To mark its 45th anniversary, the Tamayo Museum presents Before the Eclipse: Archaeologies of Art in Mexico , an exhibition that deliberately departs from commemorative logic to offer a critical reinterpretation of art produced in Mexico between the 1980s and early 1990s. Rather than reconstructing a period, the exhibition interrogates it through its internal tensions: the economic crisis, political instability, the impact of the 1985 earthquake, and the cultural transformations that heralded the country's entry into a phase of accelerated globalization.

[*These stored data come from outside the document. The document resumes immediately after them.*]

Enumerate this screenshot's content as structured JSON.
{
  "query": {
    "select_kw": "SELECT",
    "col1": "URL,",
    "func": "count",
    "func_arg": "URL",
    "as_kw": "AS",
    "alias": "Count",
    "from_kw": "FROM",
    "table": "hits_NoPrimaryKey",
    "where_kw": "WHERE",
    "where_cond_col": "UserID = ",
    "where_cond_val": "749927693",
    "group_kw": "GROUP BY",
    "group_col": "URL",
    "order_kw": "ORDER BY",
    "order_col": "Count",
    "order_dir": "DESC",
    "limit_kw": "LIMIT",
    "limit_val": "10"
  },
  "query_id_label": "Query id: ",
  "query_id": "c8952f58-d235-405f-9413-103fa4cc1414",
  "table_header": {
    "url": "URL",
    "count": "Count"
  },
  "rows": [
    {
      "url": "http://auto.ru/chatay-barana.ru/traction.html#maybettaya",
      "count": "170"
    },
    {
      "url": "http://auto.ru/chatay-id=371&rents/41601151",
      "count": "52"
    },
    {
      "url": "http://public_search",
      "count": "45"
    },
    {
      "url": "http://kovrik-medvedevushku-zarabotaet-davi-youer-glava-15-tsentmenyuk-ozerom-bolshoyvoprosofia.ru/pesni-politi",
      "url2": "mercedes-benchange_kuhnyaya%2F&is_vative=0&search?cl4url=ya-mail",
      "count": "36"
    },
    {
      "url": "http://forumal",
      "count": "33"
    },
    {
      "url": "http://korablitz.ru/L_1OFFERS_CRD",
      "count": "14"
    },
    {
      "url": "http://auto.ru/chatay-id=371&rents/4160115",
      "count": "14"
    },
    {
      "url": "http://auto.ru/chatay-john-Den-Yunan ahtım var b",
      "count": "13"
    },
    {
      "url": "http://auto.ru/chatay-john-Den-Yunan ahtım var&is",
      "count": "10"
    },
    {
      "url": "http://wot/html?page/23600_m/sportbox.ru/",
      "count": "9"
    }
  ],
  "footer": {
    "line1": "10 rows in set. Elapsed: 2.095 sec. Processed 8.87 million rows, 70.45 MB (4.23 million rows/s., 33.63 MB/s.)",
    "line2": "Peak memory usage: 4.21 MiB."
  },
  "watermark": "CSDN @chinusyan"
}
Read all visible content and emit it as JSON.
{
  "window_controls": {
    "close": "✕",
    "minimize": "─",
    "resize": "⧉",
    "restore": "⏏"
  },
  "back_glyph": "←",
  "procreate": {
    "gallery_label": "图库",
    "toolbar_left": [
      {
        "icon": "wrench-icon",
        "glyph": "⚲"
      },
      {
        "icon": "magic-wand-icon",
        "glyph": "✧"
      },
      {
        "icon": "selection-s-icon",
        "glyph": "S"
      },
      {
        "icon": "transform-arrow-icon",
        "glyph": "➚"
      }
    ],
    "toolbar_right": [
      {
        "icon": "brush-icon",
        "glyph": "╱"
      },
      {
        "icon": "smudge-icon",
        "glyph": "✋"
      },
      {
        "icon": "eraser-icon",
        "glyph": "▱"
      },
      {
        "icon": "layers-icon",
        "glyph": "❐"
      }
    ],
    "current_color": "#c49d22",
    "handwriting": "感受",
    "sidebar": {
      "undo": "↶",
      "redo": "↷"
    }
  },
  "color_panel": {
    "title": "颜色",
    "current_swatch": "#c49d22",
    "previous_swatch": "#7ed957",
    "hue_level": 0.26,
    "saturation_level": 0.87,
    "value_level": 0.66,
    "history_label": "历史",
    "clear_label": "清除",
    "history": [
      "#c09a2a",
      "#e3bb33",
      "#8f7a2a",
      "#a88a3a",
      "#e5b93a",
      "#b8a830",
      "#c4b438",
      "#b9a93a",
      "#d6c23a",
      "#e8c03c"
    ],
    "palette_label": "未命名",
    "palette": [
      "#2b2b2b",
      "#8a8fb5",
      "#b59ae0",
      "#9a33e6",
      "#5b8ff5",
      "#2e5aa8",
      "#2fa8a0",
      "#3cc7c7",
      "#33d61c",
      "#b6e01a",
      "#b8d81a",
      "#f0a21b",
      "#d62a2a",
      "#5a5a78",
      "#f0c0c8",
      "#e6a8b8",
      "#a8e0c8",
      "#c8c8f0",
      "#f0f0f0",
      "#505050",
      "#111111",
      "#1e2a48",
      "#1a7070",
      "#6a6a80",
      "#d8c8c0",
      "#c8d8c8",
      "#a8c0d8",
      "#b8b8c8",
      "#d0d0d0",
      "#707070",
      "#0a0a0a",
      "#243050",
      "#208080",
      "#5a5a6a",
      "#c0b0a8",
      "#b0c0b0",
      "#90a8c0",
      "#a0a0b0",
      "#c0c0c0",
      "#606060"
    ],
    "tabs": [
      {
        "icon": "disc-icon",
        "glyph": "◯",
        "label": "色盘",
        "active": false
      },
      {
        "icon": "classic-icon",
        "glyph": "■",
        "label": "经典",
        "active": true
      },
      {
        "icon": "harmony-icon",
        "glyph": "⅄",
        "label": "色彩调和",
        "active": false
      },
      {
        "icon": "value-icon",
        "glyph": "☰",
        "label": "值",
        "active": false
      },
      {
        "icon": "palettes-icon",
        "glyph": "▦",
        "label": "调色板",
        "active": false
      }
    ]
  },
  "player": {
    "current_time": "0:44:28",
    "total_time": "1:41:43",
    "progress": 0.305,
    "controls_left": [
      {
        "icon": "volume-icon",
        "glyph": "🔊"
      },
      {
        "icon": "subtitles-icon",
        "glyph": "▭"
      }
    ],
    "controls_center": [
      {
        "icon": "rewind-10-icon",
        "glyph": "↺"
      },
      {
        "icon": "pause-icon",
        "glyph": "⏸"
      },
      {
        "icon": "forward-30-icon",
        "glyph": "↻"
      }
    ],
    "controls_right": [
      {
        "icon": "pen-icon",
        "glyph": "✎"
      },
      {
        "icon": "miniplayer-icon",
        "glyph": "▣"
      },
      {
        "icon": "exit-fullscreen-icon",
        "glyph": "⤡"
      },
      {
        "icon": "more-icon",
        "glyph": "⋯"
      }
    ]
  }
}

The curatorial core brings together more than sixty Mexican and international artists who lived and worked in Mexico City during this pivotal period. Their practices, far from forming a homogeneous style, constitute a field of friction where exploration of the territory, reinterpretation of the pre-Hispanic past, a drift toward the vernacular, and a growing concern for the ecological, the spiritual, and the sociocultural coexist. Taken together, their works seem to function as archaeological fragments of a time still contested.
In this sense, the exhibition proposes a methodology that borrows the notion of “archaeology” not as a closed discipline, but as a critical metaphor. Excavating the layers of meaning that run through these works involves recognizing how history—far from being a stable background—manifests itself as an unstable surface, susceptible to being intervened upon, rewritten, or even sabotaged through artistic practice.
Among the assembled pieces, diverse strategies are deployed: interventions in public space, travel narratives, assemblages, painting, sculpture, video, and manipulated images. This range of formats reflects not only technical diversity but also a desire to transcend traditional artistic categories. In many cases, gesture takes precedence over form; in others, the work functions as an index of a situated experience, marked by the transition between the local and the global, the ancestral and the contemporary.

One of the exhibition's most relevant conceptual axes is its dialogue with the thought of Rufino Tamayo, whose figure permeates both the museum's imagery and the critical genealogy that the exhibition seeks to activate. Tamayo championed a productive tension between the vernacular and the universal, between Mexican symbolic tradition and international modern languages. In "Before the Eclipse," he revisits this tension, but shifts it to a later context, in which the very idea of cultural identity is shaped by exile, migration, and the dissolution of closed national narratives.
The period framed by the exhibition—1981 to 1991—is not arbitrary: it begins with the opening of the Tamayo Museum itself and concludes symbolically with the artist's death and the total solar eclipse. This allegorical ending reinforces the idea of suspended time, where history does not advance linearly but folds back on itself, generating shadow zones in which art operates as a tool for reading and rewriting.
In this context, the works gathered here do not seek to illustrate an era, but rather to challenge it. Some of them, presented for the first time in Mexico, acquire a new density when reinserted into the present, while others reactivate debates about the relationship between territory, memory, and symbolic power. The result is an exhibition that offers no certainties, but rather a field of resonances where history behaves as a living, unstable matter, open to interpretation.